Our guest editorial this week is by Tracy Robillard, Public Affairs Specialist, for the U-S Army Corps of Engineers.

Editor’s Note: This article is the first in a two-part series that discusses the importance of water supply and water quality as congressional purposes for the Savannah River Basin dams and reservoirs.

When was the last time you poured a glass of water from the faucet? Do you know where that water came from? If you live near lakes Hartwell, Richard B. Russell or J. Strom Thurmond, chances are your tap water comes from the SavannahRiver Basin.

Perhaps the most important function of the Savannah River reservoirs is water supply—providing a source of clean water to sustain human life. In total, the entire basin supplies drinking water to more than 1.2 million people in Georgia and South Carolina from its headwaters to the estuary.

Congress added water supply as an authorized purpose under the Water Supply Act of 1958. This legislation gives communities throughout the SavannahRiver Basin the option to receive water supply allocations from the reservoirs.
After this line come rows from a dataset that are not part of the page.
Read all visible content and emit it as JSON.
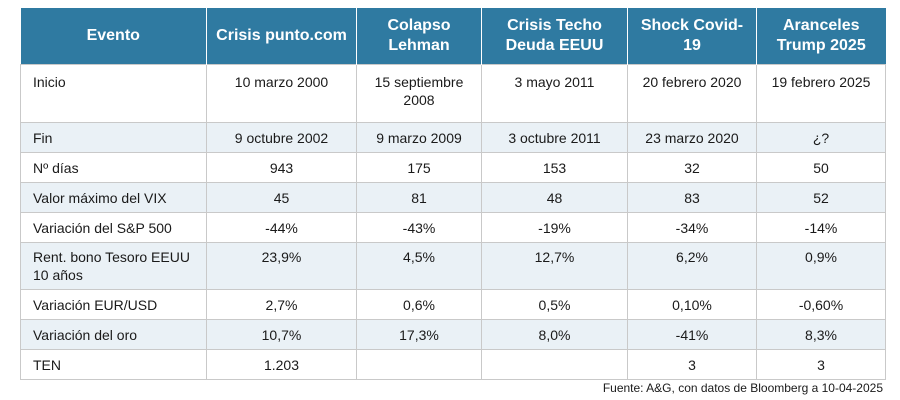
{
  "table": {
    "headers": [
      "Evento",
      "Crisis punto.com",
      "Colapso Lehman",
      "Crisis Techo Deuda EEUU",
      "Shock Covid-19",
      "Aranceles Trump 2025"
    ],
    "rows": [
      {
        "label": "Inicio",
        "values": [
          "10 marzo 2000",
          "15 septiembre 2008",
          "3 mayo 2011",
          "20 febrero 2020",
          "19 febrero 2025"
        ]
      },
      {
        "label": "Fin",
        "values": [
          "9 octubre 2002",
          "9 marzo 2009",
          "3 octubre 2011",
          "23 marzo 2020",
          "¿?"
        ]
      },
      {
        "label": "Nº días",
        "values": [
          "943",
          "175",
          "153",
          "32",
          "50"
        ]
      },
      {
        "label": "Valor máximo del VIX",
        "values": [
          "45",
          "81",
          "48",
          "83",
          "52"
        ]
      },
      {
        "label": "Variación del S&P 500",
        "values": [
          "-44%",
          "-43%",
          "-19%",
          "-34%",
          "-14%"
        ]
      },
      {
        "label": "Rent. bono Tesoro EEUU 10 años",
        "values": [
          "23,9%",
          "4,5%",
          "12,7%",
          "6,2%",
          "0,9%"
        ]
      },
      {
        "label": "Variación EUR/USD",
        "values": [
          "2,7%",
          "0,6%",
          "0,5%",
          "0,10%",
          "-0,60%"
        ]
      },
      {
        "label": "Variación del oro",
        "values": [
          "10,7%",
          "17,3%",
          "8,0%",
          "-41%",
          "8,3%"
        ]
      },
      {
        "label": "TEN",
        "values": [
          "1.203",
          "",
          "",
          "3",
          "3"
        ]
      }
    ]
  },
  "source": "Fuente: A&G, con datos de Bloomberg a 10-04-2025",
  "colors": {
    "header_bg": "#2f7aa1",
    "alt_row_bg": "#eaf1f6",
    "border": "#c9c9c9"
  }
}
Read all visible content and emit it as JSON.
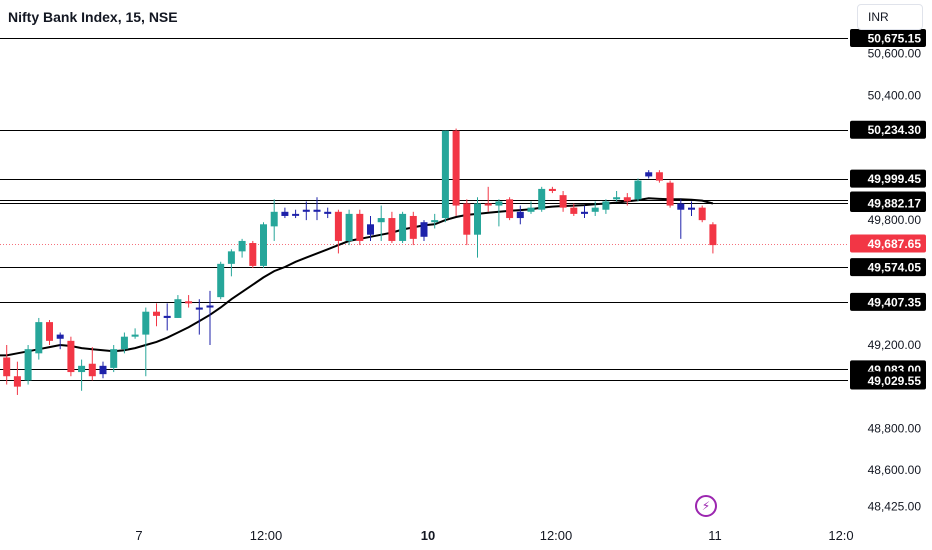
{
  "header": {
    "title": "Nifty Bank Index, 15, NSE",
    "currency_button": "INR"
  },
  "events_button": {
    "icon": "lightning-icon"
  },
  "colors": {
    "up": "#26a69a",
    "down": "#f23645",
    "blue_candle": "#1e22aa",
    "moving_average": "#000000",
    "level_lines": "#000000",
    "last_price": "#f23645",
    "axis_text": "#131722"
  },
  "chart_data": {
    "type": "candlestick",
    "x_tick_labels": [
      "7",
      "12:00",
      "10",
      "12:00",
      "11",
      "12:0"
    ],
    "y_tick_labels": [
      "50,600.00",
      "50,400.00",
      "49,800.00",
      "49,200.00",
      "48,800.00",
      "48,600.00",
      "48,425.00"
    ],
    "y_range": [
      48340,
      50800
    ],
    "horizontal_levels": [
      {
        "label": "50,675.15",
        "value": 50675.15
      },
      {
        "label": "50,234.30",
        "value": 50234.3
      },
      {
        "label": "49,999.45",
        "value": 49999.45
      },
      {
        "label": "49,894.60",
        "value": 49894.6
      },
      {
        "label": "49,882.17",
        "value": 49882.17
      },
      {
        "label": "49,574.05",
        "value": 49574.05
      },
      {
        "label": "49,407.35",
        "value": 49407.35
      },
      {
        "label": "49,083.00",
        "value": 49083.0
      },
      {
        "label": "49,029.55",
        "value": 49029.55
      }
    ],
    "last_price": {
      "label": "49,687.65",
      "value": 49687.65
    },
    "candles": [
      {
        "o": 49280,
        "h": 49300,
        "l": 49110,
        "c": 49150,
        "color": "down"
      },
      {
        "o": 49140,
        "h": 49200,
        "l": 49010,
        "c": 49050,
        "color": "down"
      },
      {
        "o": 49050,
        "h": 49120,
        "l": 48960,
        "c": 49000,
        "color": "down"
      },
      {
        "o": 49030,
        "h": 49200,
        "l": 49010,
        "c": 49180,
        "color": "up"
      },
      {
        "o": 49160,
        "h": 49330,
        "l": 49130,
        "c": 49310,
        "color": "up"
      },
      {
        "o": 49310,
        "h": 49320,
        "l": 49200,
        "c": 49220,
        "color": "down"
      },
      {
        "o": 49230,
        "h": 49260,
        "l": 49180,
        "c": 49250,
        "color": "blue"
      },
      {
        "o": 49220,
        "h": 49240,
        "l": 49050,
        "c": 49070,
        "color": "down"
      },
      {
        "o": 49070,
        "h": 49130,
        "l": 48980,
        "c": 49100,
        "color": "up"
      },
      {
        "o": 49110,
        "h": 49190,
        "l": 49030,
        "c": 49050,
        "color": "down"
      },
      {
        "o": 49060,
        "h": 49120,
        "l": 49040,
        "c": 49100,
        "color": "blue"
      },
      {
        "o": 49090,
        "h": 49200,
        "l": 49070,
        "c": 49180,
        "color": "up"
      },
      {
        "o": 49180,
        "h": 49260,
        "l": 49160,
        "c": 49240,
        "color": "up"
      },
      {
        "o": 49240,
        "h": 49280,
        "l": 49230,
        "c": 49250,
        "color": "up"
      },
      {
        "o": 49250,
        "h": 49380,
        "l": 49050,
        "c": 49360,
        "color": "up"
      },
      {
        "o": 49360,
        "h": 49400,
        "l": 49290,
        "c": 49340,
        "color": "down"
      },
      {
        "o": 49340,
        "h": 49400,
        "l": 49270,
        "c": 49330,
        "color": "blue"
      },
      {
        "o": 49330,
        "h": 49440,
        "l": 49330,
        "c": 49420,
        "color": "up"
      },
      {
        "o": 49410,
        "h": 49440,
        "l": 49380,
        "c": 49400,
        "color": "down"
      },
      {
        "o": 49370,
        "h": 49420,
        "l": 49250,
        "c": 49380,
        "color": "blue"
      },
      {
        "o": 49380,
        "h": 49460,
        "l": 49200,
        "c": 49390,
        "color": "blue"
      },
      {
        "o": 49430,
        "h": 49600,
        "l": 49420,
        "c": 49590,
        "color": "up"
      },
      {
        "o": 49590,
        "h": 49660,
        "l": 49530,
        "c": 49650,
        "color": "up"
      },
      {
        "o": 49650,
        "h": 49710,
        "l": 49620,
        "c": 49700,
        "color": "up"
      },
      {
        "o": 49690,
        "h": 49700,
        "l": 49570,
        "c": 49580,
        "color": "down"
      },
      {
        "o": 49580,
        "h": 49790,
        "l": 49570,
        "c": 49780,
        "color": "up"
      },
      {
        "o": 49770,
        "h": 49900,
        "l": 49700,
        "c": 49840,
        "color": "up"
      },
      {
        "o": 49820,
        "h": 49860,
        "l": 49810,
        "c": 49840,
        "color": "blue"
      },
      {
        "o": 49830,
        "h": 49850,
        "l": 49810,
        "c": 49830,
        "color": "blue"
      },
      {
        "o": 49840,
        "h": 49890,
        "l": 49800,
        "c": 49850,
        "color": "blue"
      },
      {
        "o": 49850,
        "h": 49910,
        "l": 49800,
        "c": 49840,
        "color": "blue"
      },
      {
        "o": 49840,
        "h": 49860,
        "l": 49810,
        "c": 49830,
        "color": "blue"
      },
      {
        "o": 49840,
        "h": 49850,
        "l": 49640,
        "c": 49700,
        "color": "down"
      },
      {
        "o": 49700,
        "h": 49850,
        "l": 49680,
        "c": 49830,
        "color": "up"
      },
      {
        "o": 49830,
        "h": 49850,
        "l": 49680,
        "c": 49700,
        "color": "down"
      },
      {
        "o": 49730,
        "h": 49820,
        "l": 49700,
        "c": 49780,
        "color": "blue"
      },
      {
        "o": 49790,
        "h": 49870,
        "l": 49700,
        "c": 49810,
        "color": "up"
      },
      {
        "o": 49810,
        "h": 49840,
        "l": 49690,
        "c": 49700,
        "color": "down"
      },
      {
        "o": 49700,
        "h": 49840,
        "l": 49690,
        "c": 49830,
        "color": "up"
      },
      {
        "o": 49820,
        "h": 49840,
        "l": 49680,
        "c": 49710,
        "color": "down"
      },
      {
        "o": 49720,
        "h": 49800,
        "l": 49700,
        "c": 49790,
        "color": "blue"
      },
      {
        "o": 49790,
        "h": 49830,
        "l": 49760,
        "c": 49800,
        "color": "up"
      },
      {
        "o": 49810,
        "h": 50230,
        "l": 49790,
        "c": 50230,
        "color": "up"
      },
      {
        "o": 50230,
        "h": 50240,
        "l": 49820,
        "c": 49870,
        "color": "down"
      },
      {
        "o": 49880,
        "h": 49900,
        "l": 49680,
        "c": 49730,
        "color": "down"
      },
      {
        "o": 49730,
        "h": 49910,
        "l": 49620,
        "c": 49880,
        "color": "up"
      },
      {
        "o": 49880,
        "h": 49960,
        "l": 49840,
        "c": 49870,
        "color": "down"
      },
      {
        "o": 49870,
        "h": 49900,
        "l": 49770,
        "c": 49890,
        "color": "up"
      },
      {
        "o": 49900,
        "h": 49910,
        "l": 49800,
        "c": 49810,
        "color": "down"
      },
      {
        "o": 49810,
        "h": 49870,
        "l": 49780,
        "c": 49840,
        "color": "blue"
      },
      {
        "o": 49840,
        "h": 49890,
        "l": 49830,
        "c": 49860,
        "color": "up"
      },
      {
        "o": 49850,
        "h": 49960,
        "l": 49840,
        "c": 49950,
        "color": "up"
      },
      {
        "o": 49950,
        "h": 49960,
        "l": 49930,
        "c": 49940,
        "color": "down"
      },
      {
        "o": 49920,
        "h": 49940,
        "l": 49840,
        "c": 49860,
        "color": "down"
      },
      {
        "o": 49860,
        "h": 49880,
        "l": 49820,
        "c": 49830,
        "color": "down"
      },
      {
        "o": 49830,
        "h": 49870,
        "l": 49810,
        "c": 49840,
        "color": "blue"
      },
      {
        "o": 49840,
        "h": 49890,
        "l": 49820,
        "c": 49860,
        "color": "up"
      },
      {
        "o": 49850,
        "h": 49900,
        "l": 49830,
        "c": 49890,
        "color": "up"
      },
      {
        "o": 49900,
        "h": 49940,
        "l": 49890,
        "c": 49910,
        "color": "up"
      },
      {
        "o": 49910,
        "h": 49930,
        "l": 49870,
        "c": 49890,
        "color": "down"
      },
      {
        "o": 49900,
        "h": 50000,
        "l": 49890,
        "c": 49990,
        "color": "up"
      },
      {
        "o": 50010,
        "h": 50040,
        "l": 50000,
        "c": 50030,
        "color": "blue"
      },
      {
        "o": 50030,
        "h": 50040,
        "l": 49980,
        "c": 49990,
        "color": "down"
      },
      {
        "o": 49980,
        "h": 49990,
        "l": 49860,
        "c": 49870,
        "color": "down"
      },
      {
        "o": 49880,
        "h": 49900,
        "l": 49710,
        "c": 49850,
        "color": "blue"
      },
      {
        "o": 49850,
        "h": 49890,
        "l": 49820,
        "c": 49860,
        "color": "blue"
      },
      {
        "o": 49860,
        "h": 49870,
        "l": 49790,
        "c": 49800,
        "color": "down"
      },
      {
        "o": 49780,
        "h": 49790,
        "l": 49640,
        "c": 49680,
        "color": "down"
      }
    ],
    "moving_average": [
      49150,
      49150,
      49160,
      49170,
      49180,
      49190,
      49200,
      49195,
      49185,
      49180,
      49175,
      49170,
      49175,
      49185,
      49200,
      49215,
      49235,
      49260,
      49285,
      49315,
      49345,
      49380,
      49420,
      49455,
      49490,
      49525,
      49555,
      49575,
      49600,
      49620,
      49640,
      49660,
      49680,
      49700,
      49710,
      49720,
      49730,
      49740,
      49755,
      49765,
      49775,
      49780,
      49800,
      49815,
      49825,
      49830,
      49835,
      49840,
      49845,
      49848,
      49852,
      49860,
      49865,
      49868,
      49870,
      49872,
      49876,
      49880,
      49884,
      49890,
      49896,
      49905,
      49902,
      49900,
      49900,
      49898,
      49894,
      49880
    ]
  }
}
Currently, the U.S. Army Corps of Engineers has 13 water storage contracts at the three reservoirs. Essentially, these contracts give the purchaser the right to a certain portion of water storage space within the reservoir, according to Melissa Wolf, Corps natural resources specialist.

“We don’t sell the water, only the space for storing the water within the reservoir,” Wolf said.

To determine the required storage space, Corps water managers calculate a “dependable yield” value, which means that X amount of space within the reservoir will yield Y amount of water, even during the worst-case drought of record, Wolf said.

Cities that get their drinking water from the reservoirs include McCormick, S.C.; and Lavonia, Elberton, Washington, Lincolnton, and Thomson, Ga. Other users are HartCounty and Columbia County, Ga., the South Carolina Public Service Authority, the Anderson Regional Joint Water System, and the Savannah Valley Authority.